“There is There is no doubt that this is the most serious breakdown in the response to HIV since the whole world united to fight this disease,” said Winnie Byanyima, Executive Director UNAIDS.
Every week, 3,000 adolescent girls and young women in sub-Saharan Africa contract HIV, one of the clearest signs that the world is failing to reach society’s most vulnerable groups.
“Funding cuts, combined with a reduction in civic space and further criminalization of marginalized groups have created the biggest storm ever in the HIV responsehe said.
People cannot access treatment and the virus continues to spread, UNAIDS found.
Sharp decline in global aid
Here are some important points of Global AIDS Summary – Unite to end AIDS:
- Global development assistance from various countries fell by 23 percent in 2025, the sharpest decline ever recorded
- HIV programs have been particularly hard hit testing programs fell by 22 percent in a high load situation between 2024 and 2025
- Funding for condoms has been committed cut by more than 90 percent in some cases.

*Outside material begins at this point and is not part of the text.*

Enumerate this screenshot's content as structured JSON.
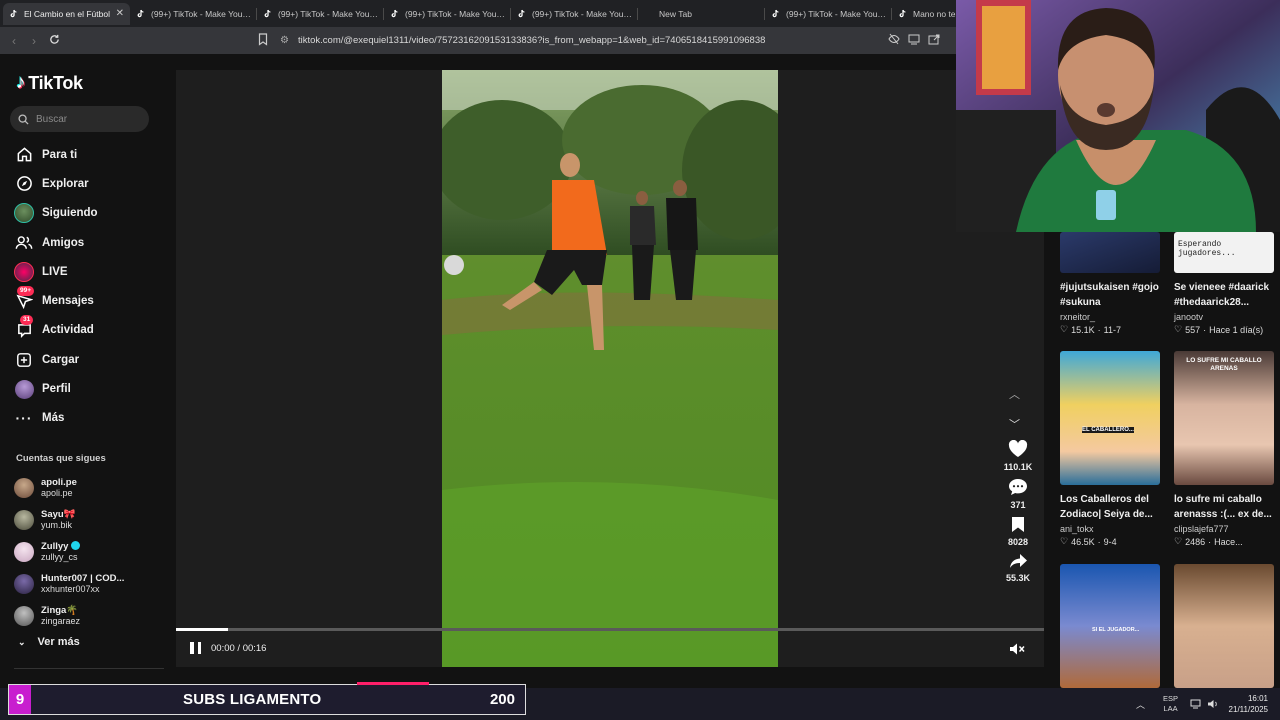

- In 2025, two additional countries introduced criminalization of same-sex sexual activity, and one country increased penalties for same-sex sexual activity in 2026.
- PrEP (daily medication to prevent HIV) absorption decreases sharply falling by 38 percent between 2024 and 2025 in 62 countries reporting to UNAIDS.
Read the full report Here.
Rights are canceled as a precaution, care is dismantled
The report also shows a dangerous decline in human rights, with criminalization of marginalized groups increasing for the first time since UNAIDS began tracking this trend.
Additionally, HIV prevention is being dismantled at a time when the world needs to implement it more widely, especially with the introduction of new, revolutionary, and long-term prevention innovations.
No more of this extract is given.